Moffitt Cancer Center announced that Tampa Bay Buccaneers’ defensive end William Gholston has donated $225,000 to support research into cancer health disparities. The donation will help fund discoveries in breast, colon, and prostate cancers — all of which disproportionately affect Black men and women. Gholston’s gift will go to Moffitt’s George Edgecomb Society, which seeks to eliminate cancer health disparities in communities of color. The society honors the memory of H. Lee Moffitt’s close friend, African American pioneer Judge George Edgecomb, who died of leukemia in 1976.
Gholston lost his father to lung cancer and an uncle to prostate cancer. His mother, a breast cancer survivor, has volunteered at Moffitt for the last several years, participating in the center’s Healthy KIDZ events.
“When I was presented with the opportunity to donate and be a part of the betterment of cancer research for Black communities, I could not think of a better way to honor my family,” Gholston said. “My father and uncle both died battling cancer, and my mother has won her battle with cancer multiple times. This battle is hard. The fight is hard, and any amount of research or help is huge in my eyes. I hope this donation helps others who are fighting or may have to fight down the line. You can never get the time back, but with this effort, we may be able to add more time for others. ”

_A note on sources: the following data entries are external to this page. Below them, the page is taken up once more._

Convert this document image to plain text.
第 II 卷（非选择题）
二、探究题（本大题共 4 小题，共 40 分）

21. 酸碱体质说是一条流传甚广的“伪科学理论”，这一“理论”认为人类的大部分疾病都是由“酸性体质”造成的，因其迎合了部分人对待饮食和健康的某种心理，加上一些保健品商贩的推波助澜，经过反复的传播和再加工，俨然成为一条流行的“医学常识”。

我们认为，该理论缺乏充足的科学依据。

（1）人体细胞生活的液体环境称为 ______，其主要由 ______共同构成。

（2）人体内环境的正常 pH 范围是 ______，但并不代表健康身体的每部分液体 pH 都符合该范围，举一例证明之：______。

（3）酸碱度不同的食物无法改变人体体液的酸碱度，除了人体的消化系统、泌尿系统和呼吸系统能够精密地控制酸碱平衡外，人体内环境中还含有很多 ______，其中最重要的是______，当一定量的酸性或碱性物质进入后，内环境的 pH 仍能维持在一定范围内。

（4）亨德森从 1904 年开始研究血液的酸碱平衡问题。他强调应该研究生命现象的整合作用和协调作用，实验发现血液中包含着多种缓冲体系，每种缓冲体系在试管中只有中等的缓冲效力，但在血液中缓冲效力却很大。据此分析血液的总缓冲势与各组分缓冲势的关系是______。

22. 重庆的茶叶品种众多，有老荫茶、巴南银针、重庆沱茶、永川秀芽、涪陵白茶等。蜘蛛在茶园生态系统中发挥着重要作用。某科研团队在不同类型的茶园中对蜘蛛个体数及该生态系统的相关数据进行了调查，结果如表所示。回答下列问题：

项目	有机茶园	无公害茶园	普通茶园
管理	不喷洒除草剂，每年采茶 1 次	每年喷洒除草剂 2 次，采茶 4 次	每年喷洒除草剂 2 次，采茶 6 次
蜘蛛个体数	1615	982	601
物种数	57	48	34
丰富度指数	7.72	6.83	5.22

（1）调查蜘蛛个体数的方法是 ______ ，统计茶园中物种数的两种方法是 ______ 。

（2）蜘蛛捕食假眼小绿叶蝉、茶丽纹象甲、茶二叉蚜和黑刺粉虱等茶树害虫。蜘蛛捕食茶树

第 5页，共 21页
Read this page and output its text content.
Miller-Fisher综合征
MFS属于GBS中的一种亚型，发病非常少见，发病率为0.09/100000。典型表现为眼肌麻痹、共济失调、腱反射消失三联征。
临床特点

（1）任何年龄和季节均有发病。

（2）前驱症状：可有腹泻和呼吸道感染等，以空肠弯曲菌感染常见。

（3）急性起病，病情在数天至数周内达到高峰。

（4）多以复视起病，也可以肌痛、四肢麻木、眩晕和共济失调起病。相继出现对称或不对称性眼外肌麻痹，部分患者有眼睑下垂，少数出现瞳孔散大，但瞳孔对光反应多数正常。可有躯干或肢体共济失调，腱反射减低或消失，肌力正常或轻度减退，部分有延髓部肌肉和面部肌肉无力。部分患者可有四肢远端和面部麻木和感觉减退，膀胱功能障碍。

Gholston has specifically directed his donation to help with breast cancer research in honor of his mother, and colon and prostate cancers because of their immense impact on Black communities. African Americans are more likely to be diagnosed with colon and prostate cancer than any other ethnic group in the United States.
Gholston and the Buccaneers will host the Kansas City Chiefs in Super Bowl LV at their home stadium in Tampa on Sunday, Feb. 7.
“We thank William and his family for their continued support of Moffitt. This donation carries great thoughtfulness and intent, and will help fund critical research,” said Dr. Patrick Hwu, CEO of Moffitt Cancer Center.